You probably know Edward Steichen for his painting and fine art photography, but did you know that he also helped to create the modern concept of fashion photography? That's his cover above, one of the most well-known in the history of magazine publishing.
Before Steichen fashion pictures looked mostly like this (above). The idea was to highlight the dress. The woman in it was little more than a mannequin.
Steichen had the revolutionary idea that the women wearing the dresses should look interesting, even if sometimes they almost overshadowed the clothes. They should look like they were having fun and like they had lots of friends. The idea was to make the women reading the magazine envy the models.
Steichen was a painter before he was a photographer. The influence of Matisse on the two pictures above is obvious.
Some believe that Steichen was the greatest photographer of women who ever lived. That's Gertrude Lawrence above.

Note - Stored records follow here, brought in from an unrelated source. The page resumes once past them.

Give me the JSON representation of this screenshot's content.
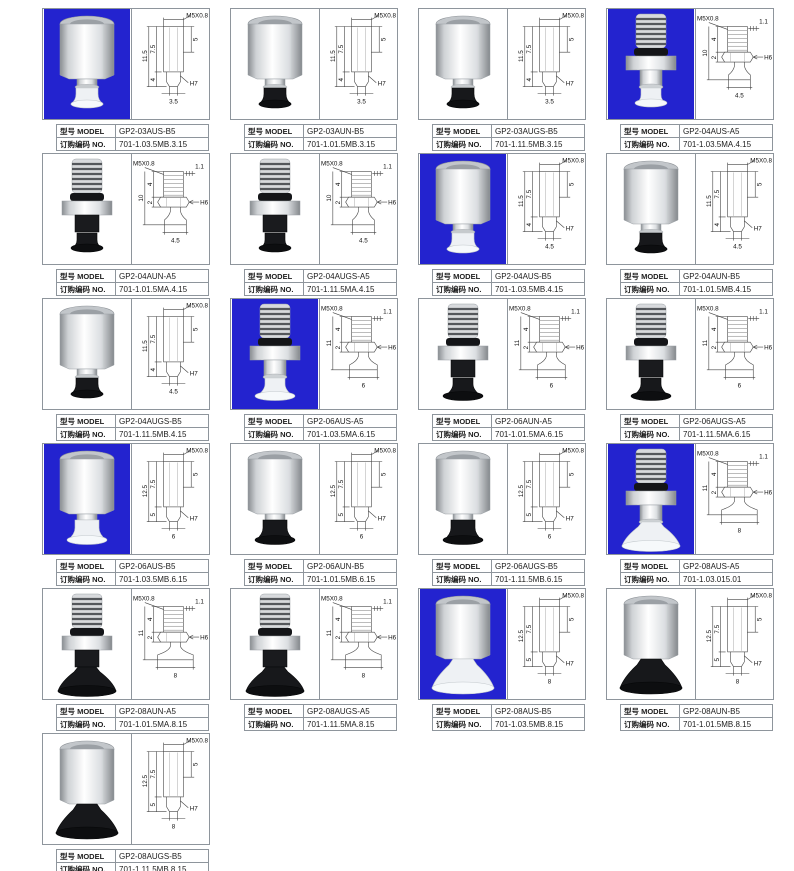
{
  "labels": {
    "model": "型号 MODEL",
    "order": "订购编码 NO."
  },
  "colors": {
    "highlight_bg": "#2323cf",
    "cell_border": "#8e959c",
    "drawing_line": "#454545",
    "cup_black": "#17181b",
    "cup_white": "#eef1f4"
  },
  "grid": {
    "columns": 4
  },
  "items": [
    {
      "model": "GP2-03AUS-B5",
      "order_no": "701-1.03.5MB.3.15",
      "photo": {
        "bg": "blue",
        "body": "hex",
        "cup": "white",
        "size": "s"
      },
      "drawing": {
        "type": "hex",
        "dims": {
          "thread": "M5X0.8",
          "total": "11.5",
          "upper": "7.5",
          "side": "5",
          "lower": "4",
          "fit": "H7",
          "width": "3.5"
        }
      }
    },
    {
      "model": "GP2-03AUN-B5",
      "order_no": "701-1.01.5MB.3.15",
      "photo": {
        "bg": "white",
        "body": "hex",
        "cup": "black",
        "size": "s"
      },
      "drawing": {
        "type": "hex",
        "dims": {
          "thread": "M5X0.8",
          "total": "11.5",
          "upper": "7.5",
          "side": "5",
          "lower": "4",
          "fit": "H7",
          "width": "3.5"
        }
      }
    },
    {
      "model": "GP2-03AUGS-B5",
      "order_no": "701-1.11.5MB.3.15",
      "photo": {
        "bg": "white",
        "body": "hex",
        "cup": "black",
        "size": "s"
      },
      "drawing": {
        "type": "hex",
        "dims": {
          "thread": "M5X0.8",
          "total": "11.5",
          "upper": "7.5",
          "side": "5",
          "lower": "4",
          "fit": "H7",
          "width": "3.5"
        }
      }
    },
    {
      "model": "GP2-04AUS-A5",
      "order_no": "701-1.03.5MA.4.15",
      "photo": {
        "bg": "blue",
        "body": "stud",
        "cup": "white",
        "size": "s"
      },
      "drawing": {
        "type": "stud",
        "dims": {
          "thread": "M5X0.8",
          "pitch": "1.1",
          "t_thread": "4",
          "total": "10",
          "t_nut": "2",
          "fit": "H6",
          "width": "4.5"
        }
      }
    },
    {
      "model": "GP2-04AUN-A5",
      "order_no": "701-1.01.5MA.4.15",
      "photo": {
        "bg": "white",
        "body": "stud",
        "cup": "black",
        "size": "s"
      },
      "drawing": {
        "type": "stud",
        "dims": {
          "thread": "M5X0.8",
          "pitch": "1.1",
          "t_thread": "4",
          "total": "10",
          "t_nut": "2",
          "fit": "H6",
          "width": "4.5"
        }
      }
    },
    {
      "model": "GP2-04AUGS-A5",
      "order_no": "701-1.11.5MA.4.15",
      "photo": {
        "bg": "white",
        "body": "stud",
        "cup": "black",
        "size": "s"
      },
      "drawing": {
        "type": "stud",
        "dims": {
          "thread": "M5X0.8",
          "pitch": "1.1",
          "t_thread": "4",
          "total": "10",
          "t_nut": "2",
          "fit": "H6",
          "width": "4.5"
        }
      }
    },
    {
      "model": "GP2-04AUS-B5",
      "order_no": "701-1.03.5MB.4.15",
      "photo": {
        "bg": "blue",
        "body": "hex",
        "cup": "white",
        "size": "s"
      },
      "drawing": {
        "type": "hex",
        "dims": {
          "thread": "M5X0.8",
          "total": "11.5",
          "upper": "7.5",
          "side": "5",
          "lower": "4",
          "fit": "H7",
          "width": "4.5"
        }
      }
    },
    {
      "model": "GP2-04AUN-B5",
      "order_no": "701-1.01.5MB.4.15",
      "photo": {
        "bg": "white",
        "body": "hex",
        "cup": "black",
        "size": "s"
      },
      "drawing": {
        "type": "hex",
        "dims": {
          "thread": "M5X0.8",
          "total": "11.5",
          "upper": "7.5",
          "side": "5",
          "lower": "4",
          "fit": "H7",
          "width": "4.5"
        }
      }
    },
    {
      "model": "GP2-04AUGS-B5",
      "order_no": "701-1.11.5MB.4.15",
      "photo": {
        "bg": "white",
        "body": "hex",
        "cup": "black",
        "size": "s"
      },
      "drawing": {
        "type": "hex",
        "dims": {
          "thread": "M5X0.8",
          "total": "11.5",
          "upper": "7.5",
          "side": "5",
          "lower": "4",
          "fit": "H7",
          "width": "4.5"
        }
      }
    },
    {
      "model": "GP2-06AUS-A5",
      "order_no": "701-1.03.5MA.6.15",
      "photo": {
        "bg": "blue",
        "body": "stud",
        "cup": "white",
        "size": "m"
      },
      "drawing": {
        "type": "stud",
        "dims": {
          "thread": "M5X0.8",
          "pitch": "1.1",
          "t_thread": "4",
          "total": "11",
          "t_nut": "2",
          "fit": "H6",
          "width": "6"
        }
      }
    },
    {
      "model": "GP2-06AUN-A5",
      "order_no": "701-1.01.5MA.6.15",
      "photo": {
        "bg": "white",
        "body": "stud",
        "cup": "black",
        "size": "m"
      },
      "drawing": {
        "type": "stud",
        "dims": {
          "thread": "M5X0.8",
          "pitch": "1.1",
          "t_thread": "4",
          "total": "11",
          "t_nut": "2",
          "fit": "H6",
          "width": "6"
        }
      }
    },
    {
      "model": "GP2-06AUGS-A5",
      "order_no": "701-1.11.5MA.6.15",
      "photo": {
        "bg": "white",
        "body": "stud",
        "cup": "black",
        "size": "m"
      },
      "drawing": {
        "type": "stud",
        "dims": {
          "thread": "M5X0.8",
          "pitch": "1.1",
          "t_thread": "4",
          "total": "11",
          "t_nut": "2",
          "fit": "H6",
          "width": "6"
        }
      }
    },
    {
      "model": "GP2-06AUS-B5",
      "order_no": "701-1.03.5MB.6.15",
      "photo": {
        "bg": "blue",
        "body": "hex",
        "cup": "white",
        "size": "m"
      },
      "drawing": {
        "type": "hex",
        "dims": {
          "thread": "M5X0.8",
          "total": "12.5",
          "upper": "7.5",
          "side": "5",
          "lower": "5",
          "fit": "H7",
          "width": "6"
        }
      }
    },
    {
      "model": "GP2-06AUN-B5",
      "order_no": "701-1.01.5MB.6.15",
      "photo": {
        "bg": "white",
        "body": "hex",
        "cup": "black",
        "size": "m"
      },
      "drawing": {
        "type": "hex",
        "dims": {
          "thread": "M5X0.8",
          "total": "12.5",
          "upper": "7.5",
          "side": "5",
          "lower": "5",
          "fit": "H7",
          "width": "6"
        }
      }
    },
    {
      "model": "GP2-06AUGS-B5",
      "order_no": "701-1.11.5MB.6.15",
      "photo": {
        "bg": "white",
        "body": "hex",
        "cup": "black",
        "size": "m"
      },
      "drawing": {
        "type": "hex",
        "dims": {
          "thread": "M5X0.8",
          "total": "12.5",
          "upper": "7.5",
          "side": "5",
          "lower": "5",
          "fit": "H7",
          "width": "6"
        }
      }
    },
    {
      "model": "GP2-08AUS-A5",
      "order_no": "701-1.03.015.01",
      "photo": {
        "bg": "blue",
        "body": "stud",
        "cup": "white",
        "size": "w"
      },
      "drawing": {
        "type": "stud",
        "dims": {
          "thread": "M5X0.8",
          "pitch": "1.1",
          "t_thread": "4",
          "total": "11",
          "t_nut": "2",
          "fit": "H6",
          "width": "8"
        }
      }
    },
    {
      "model": "GP2-08AUN-A5",
      "order_no": "701-1.01.5MA.8.15",
      "photo": {
        "bg": "white",
        "body": "stud",
        "cup": "black",
        "size": "w"
      },
      "drawing": {
        "type": "stud",
        "dims": {
          "thread": "M5X0.8",
          "pitch": "1.1",
          "t_thread": "4",
          "total": "11",
          "t_nut": "2",
          "fit": "H6",
          "width": "8"
        }
      }
    },
    {
      "model": "GP2-08AUGS-A5",
      "order_no": "701-1.11.5MA.8.15",
      "photo": {
        "bg": "white",
        "body": "stud",
        "cup": "black",
        "size": "w"
      },
      "drawing": {
        "type": "stud",
        "dims": {
          "thread": "M5X0.8",
          "pitch": "1.1",
          "t_thread": "4",
          "total": "11",
          "t_nut": "2",
          "fit": "H6",
          "width": "8"
        }
      }
    },
    {
      "model": "GP2-08AUS-B5",
      "order_no": "701-1.03.5MB.8.15",
      "photo": {
        "bg": "blue",
        "body": "hex",
        "cup": "white",
        "size": "w"
      },
      "drawing": {
        "type": "hex",
        "dims": {
          "thread": "M5X0.8",
          "total": "12.5",
          "upper": "7.5",
          "side": "5",
          "lower": "5",
          "fit": "H7",
          "width": "8"
        }
      }
    },
    {
      "model": "GP2-08AUN-B5",
      "order_no": "701-1.01.5MB.8.15",
      "photo": {
        "bg": "white",
        "body": "hex",
        "cup": "black",
        "size": "w"
      },
      "drawing": {
        "type": "hex",
        "dims": {
          "thread": "M5X0.8",
          "total": "12.5",
          "upper": "7.5",
          "side": "5",
          "lower": "5",
          "fit": "H7",
          "width": "8"
        }
      }
    },
    {
      "model": "GP2-08AUGS-B5",
      "order_no": "701-1.11.5MB.8.15",
      "photo": {
        "bg": "white",
        "body": "hex",
        "cup": "black",
        "size": "w"
      },
      "drawing": {
        "type": "hex",
        "dims": {
          "thread": "M5X0.8",
          "total": "12.5",
          "upper": "7.5",
          "side": "5",
          "lower": "5",
          "fit": "H7",
          "width": "8"
        }
      }
    }
  ]
}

He was no slouch with men, either. What do you think of the pictures above? The picture immediately above is of Conrad Veidt, who played Major Strassner in "Casablanca."
When Veidt was young he played horrific parts in films like "Dr. Caligari."
What happened to Steichen you ask? Well, he dropped out of fashion photography when Borodsky introduced Beaten and Horst to Harper's Bazaar. I put up a blog about these guys a couple of weeks ago. Borodsky introduced humorous surrealism to women's magazines and poor Steichen, who was a serious kind of a guy, just couldn't keep up. That's Steichen's attempt at surrealism above. It just wasn't his thing.
Why should men be interested in what happened in womens' magazines in the 20s and 30s? Because those magazines, operating beneath the radar of formal critics, helped to shape the attitudes of modern women, and of the whole world we live in today. That and the fact that these magazines continued the revolution in art that critics supposed had died after WWll.